In a census in 2019, 4.2 million Filipinos, or Americans with Filipino descent, were reported to be living in the U.S. They are third after Indian Americans as the largest Asian ancestry group in the United States.

The History

Filipino history overlaps with certain chapters of the United States’ particularly regarding American colonization, the creation of the Philippine Commonwealth and the country’s involvement in World War II.

Kansas Soldiers fighting Filipinos

Photo courtesy of University of California Libraries / Kansas Volunteers fire a volley in the Philippine-American War of 1899.

A movement began to declare October to be Filipino American History Month in 1992 by the Filipino American National Historical Society. FANHS explains that the month commemorates the first recorded presence of Filipinos in the continental United States. On October 18, 1587, the Spanish galleon Nuestra Señora de Esperanza carried “Luzones Indios” (Filipinos) and landed on present-day Morro Bay, California—33 years before the pilgrims arrived in New England.

In 2006, California was the first state to legally recognize FAHM, followed by Alaska in 2008. In 2009, however, U.S. Congress adopted a resolution that would recognize FAHM nationally. President Barack Obama became the first U.S. president to celebrate FAHM in the White House.

Since then, hundreds of Filipino and Filipino American organizations in the country have celebrated FAHM annually during October.

Insights on Filipino American History Month 

President Joe Biden honored Filipino Americans in a statement that he shared through Facebook and X last Monday.
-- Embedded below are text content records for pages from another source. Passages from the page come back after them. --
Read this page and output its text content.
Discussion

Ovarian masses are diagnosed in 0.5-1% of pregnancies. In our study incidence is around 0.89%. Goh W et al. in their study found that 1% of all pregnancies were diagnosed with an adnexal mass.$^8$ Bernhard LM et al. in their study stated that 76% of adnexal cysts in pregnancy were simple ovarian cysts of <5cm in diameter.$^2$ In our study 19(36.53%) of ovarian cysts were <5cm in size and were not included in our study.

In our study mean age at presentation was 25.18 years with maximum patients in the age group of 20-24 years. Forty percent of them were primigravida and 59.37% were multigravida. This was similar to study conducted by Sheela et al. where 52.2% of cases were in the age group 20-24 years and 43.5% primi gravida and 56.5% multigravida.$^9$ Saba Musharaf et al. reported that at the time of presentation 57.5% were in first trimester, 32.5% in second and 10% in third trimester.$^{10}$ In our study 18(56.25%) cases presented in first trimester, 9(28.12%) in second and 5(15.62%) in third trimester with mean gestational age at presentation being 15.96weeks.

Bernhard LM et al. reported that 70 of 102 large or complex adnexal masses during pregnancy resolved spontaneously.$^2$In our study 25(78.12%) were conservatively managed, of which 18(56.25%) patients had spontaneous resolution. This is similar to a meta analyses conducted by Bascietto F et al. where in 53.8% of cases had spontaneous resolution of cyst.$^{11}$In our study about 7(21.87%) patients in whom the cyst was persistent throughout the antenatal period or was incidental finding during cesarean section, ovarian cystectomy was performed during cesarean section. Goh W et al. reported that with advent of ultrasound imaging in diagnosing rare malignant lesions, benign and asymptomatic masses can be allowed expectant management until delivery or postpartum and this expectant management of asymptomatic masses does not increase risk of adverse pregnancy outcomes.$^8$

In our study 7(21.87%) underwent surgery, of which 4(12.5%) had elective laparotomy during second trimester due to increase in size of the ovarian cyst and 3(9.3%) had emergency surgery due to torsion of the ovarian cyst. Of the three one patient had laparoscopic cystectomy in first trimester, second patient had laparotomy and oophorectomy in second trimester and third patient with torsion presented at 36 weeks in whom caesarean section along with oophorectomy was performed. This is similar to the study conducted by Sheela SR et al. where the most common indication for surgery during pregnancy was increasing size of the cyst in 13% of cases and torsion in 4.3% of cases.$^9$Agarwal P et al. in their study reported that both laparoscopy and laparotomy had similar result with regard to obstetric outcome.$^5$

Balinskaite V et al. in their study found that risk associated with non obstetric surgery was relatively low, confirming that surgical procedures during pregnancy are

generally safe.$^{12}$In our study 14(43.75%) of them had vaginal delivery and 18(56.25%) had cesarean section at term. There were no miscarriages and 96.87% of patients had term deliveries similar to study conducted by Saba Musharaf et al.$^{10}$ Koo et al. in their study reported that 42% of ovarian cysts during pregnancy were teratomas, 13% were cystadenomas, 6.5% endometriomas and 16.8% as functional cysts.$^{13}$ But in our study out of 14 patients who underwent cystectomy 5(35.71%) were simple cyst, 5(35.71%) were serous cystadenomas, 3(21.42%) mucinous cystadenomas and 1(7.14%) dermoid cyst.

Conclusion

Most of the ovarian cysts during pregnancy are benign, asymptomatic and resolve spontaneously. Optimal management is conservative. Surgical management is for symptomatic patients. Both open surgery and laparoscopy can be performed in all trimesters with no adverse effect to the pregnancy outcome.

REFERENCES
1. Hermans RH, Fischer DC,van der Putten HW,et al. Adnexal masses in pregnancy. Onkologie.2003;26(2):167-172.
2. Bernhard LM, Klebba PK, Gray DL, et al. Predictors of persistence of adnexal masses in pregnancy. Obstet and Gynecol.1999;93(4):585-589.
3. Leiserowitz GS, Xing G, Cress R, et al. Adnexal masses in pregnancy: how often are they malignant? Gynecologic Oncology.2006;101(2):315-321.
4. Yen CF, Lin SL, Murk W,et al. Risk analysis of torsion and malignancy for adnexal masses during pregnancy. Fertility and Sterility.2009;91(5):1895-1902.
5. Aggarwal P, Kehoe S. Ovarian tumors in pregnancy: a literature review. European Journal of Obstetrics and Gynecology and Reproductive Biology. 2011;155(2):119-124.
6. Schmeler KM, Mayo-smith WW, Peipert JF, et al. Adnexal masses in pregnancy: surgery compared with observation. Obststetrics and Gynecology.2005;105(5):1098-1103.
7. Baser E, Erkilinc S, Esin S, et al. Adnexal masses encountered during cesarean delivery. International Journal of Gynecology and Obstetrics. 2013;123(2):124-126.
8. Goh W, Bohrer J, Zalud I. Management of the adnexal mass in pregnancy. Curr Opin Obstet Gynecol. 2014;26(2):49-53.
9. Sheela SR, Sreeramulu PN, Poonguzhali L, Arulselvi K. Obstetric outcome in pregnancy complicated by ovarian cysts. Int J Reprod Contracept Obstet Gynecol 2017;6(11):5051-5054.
“Jill and I are thrilled to celebrate Filipino American History Month, honoring the rich heritage and traditions of millions of Filipino Americans.” Biden said. “To our Filipino American community: Thank you for all you do to ensure our nation continues to be the land of opportunity.”
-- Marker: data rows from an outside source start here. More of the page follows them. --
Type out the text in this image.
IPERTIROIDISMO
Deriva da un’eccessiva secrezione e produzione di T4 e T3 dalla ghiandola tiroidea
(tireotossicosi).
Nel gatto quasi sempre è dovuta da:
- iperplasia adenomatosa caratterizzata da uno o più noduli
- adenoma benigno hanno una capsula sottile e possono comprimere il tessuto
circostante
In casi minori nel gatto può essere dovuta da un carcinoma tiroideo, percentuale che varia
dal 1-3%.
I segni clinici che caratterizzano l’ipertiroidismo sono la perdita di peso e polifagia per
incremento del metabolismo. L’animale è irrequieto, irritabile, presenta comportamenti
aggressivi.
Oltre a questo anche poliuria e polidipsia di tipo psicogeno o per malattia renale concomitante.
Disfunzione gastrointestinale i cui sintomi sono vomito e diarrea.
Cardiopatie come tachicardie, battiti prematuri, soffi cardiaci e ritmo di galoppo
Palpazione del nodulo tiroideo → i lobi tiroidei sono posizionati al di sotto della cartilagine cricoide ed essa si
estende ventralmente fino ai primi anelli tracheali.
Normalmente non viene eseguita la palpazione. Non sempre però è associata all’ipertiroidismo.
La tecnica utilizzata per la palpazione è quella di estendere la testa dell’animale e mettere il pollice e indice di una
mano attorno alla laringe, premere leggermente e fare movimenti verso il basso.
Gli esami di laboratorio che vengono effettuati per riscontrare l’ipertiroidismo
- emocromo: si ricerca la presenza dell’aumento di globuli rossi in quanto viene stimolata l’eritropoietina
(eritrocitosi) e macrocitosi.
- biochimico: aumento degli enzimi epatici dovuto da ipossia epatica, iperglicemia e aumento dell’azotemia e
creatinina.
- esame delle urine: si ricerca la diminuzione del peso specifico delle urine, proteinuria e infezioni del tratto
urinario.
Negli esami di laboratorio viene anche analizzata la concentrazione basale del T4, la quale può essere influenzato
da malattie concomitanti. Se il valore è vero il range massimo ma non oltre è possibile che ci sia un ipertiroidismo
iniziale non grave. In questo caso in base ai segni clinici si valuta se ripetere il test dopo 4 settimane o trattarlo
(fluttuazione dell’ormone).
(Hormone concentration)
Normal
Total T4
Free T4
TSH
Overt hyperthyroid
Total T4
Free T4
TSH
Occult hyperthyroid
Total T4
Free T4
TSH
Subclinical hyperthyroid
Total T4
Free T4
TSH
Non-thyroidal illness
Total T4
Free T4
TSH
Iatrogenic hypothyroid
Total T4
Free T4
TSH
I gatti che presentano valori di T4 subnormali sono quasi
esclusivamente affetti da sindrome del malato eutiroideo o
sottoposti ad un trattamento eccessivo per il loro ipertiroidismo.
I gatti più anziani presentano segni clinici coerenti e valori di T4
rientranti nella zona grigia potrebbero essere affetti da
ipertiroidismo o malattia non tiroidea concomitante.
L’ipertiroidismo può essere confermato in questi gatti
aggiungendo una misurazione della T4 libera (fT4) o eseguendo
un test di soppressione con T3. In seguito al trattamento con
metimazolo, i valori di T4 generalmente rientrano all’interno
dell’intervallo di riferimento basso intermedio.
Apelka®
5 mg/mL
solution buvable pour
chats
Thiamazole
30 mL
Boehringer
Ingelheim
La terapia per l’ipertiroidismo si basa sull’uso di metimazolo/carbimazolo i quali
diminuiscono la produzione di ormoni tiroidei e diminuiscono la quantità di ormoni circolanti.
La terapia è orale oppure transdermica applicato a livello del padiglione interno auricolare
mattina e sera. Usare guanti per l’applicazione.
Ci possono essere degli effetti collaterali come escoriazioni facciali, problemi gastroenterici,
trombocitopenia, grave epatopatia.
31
Here in Salina, a minute community of Filipinos form a small web of friends and colleagues who share a bond through their shared nationality. One such member is Salina Central Senior Nehemiah Gomendoza.

“I am incredibly proud to be a Filipino-American and celebrate Filipino American History month,”

His parents emigrated from Manila, Philippines in 1995. Gomendoza himself was born right here in Salina.

“I look up to Efren Reyes, the G.O.A.T. of pool and boxer Manny Pacquiao—there is a lot of proud Filipino representation in the best of the best.” Gomendoza said. “Not to mention the amazing parties and fiestas with lively karaoke celebrations that come with celebrations. Filipino American History Month is a time of great pride for me.”

The international student population of Kansas Wesleyan University numbers 39, with two coming from the Philippines.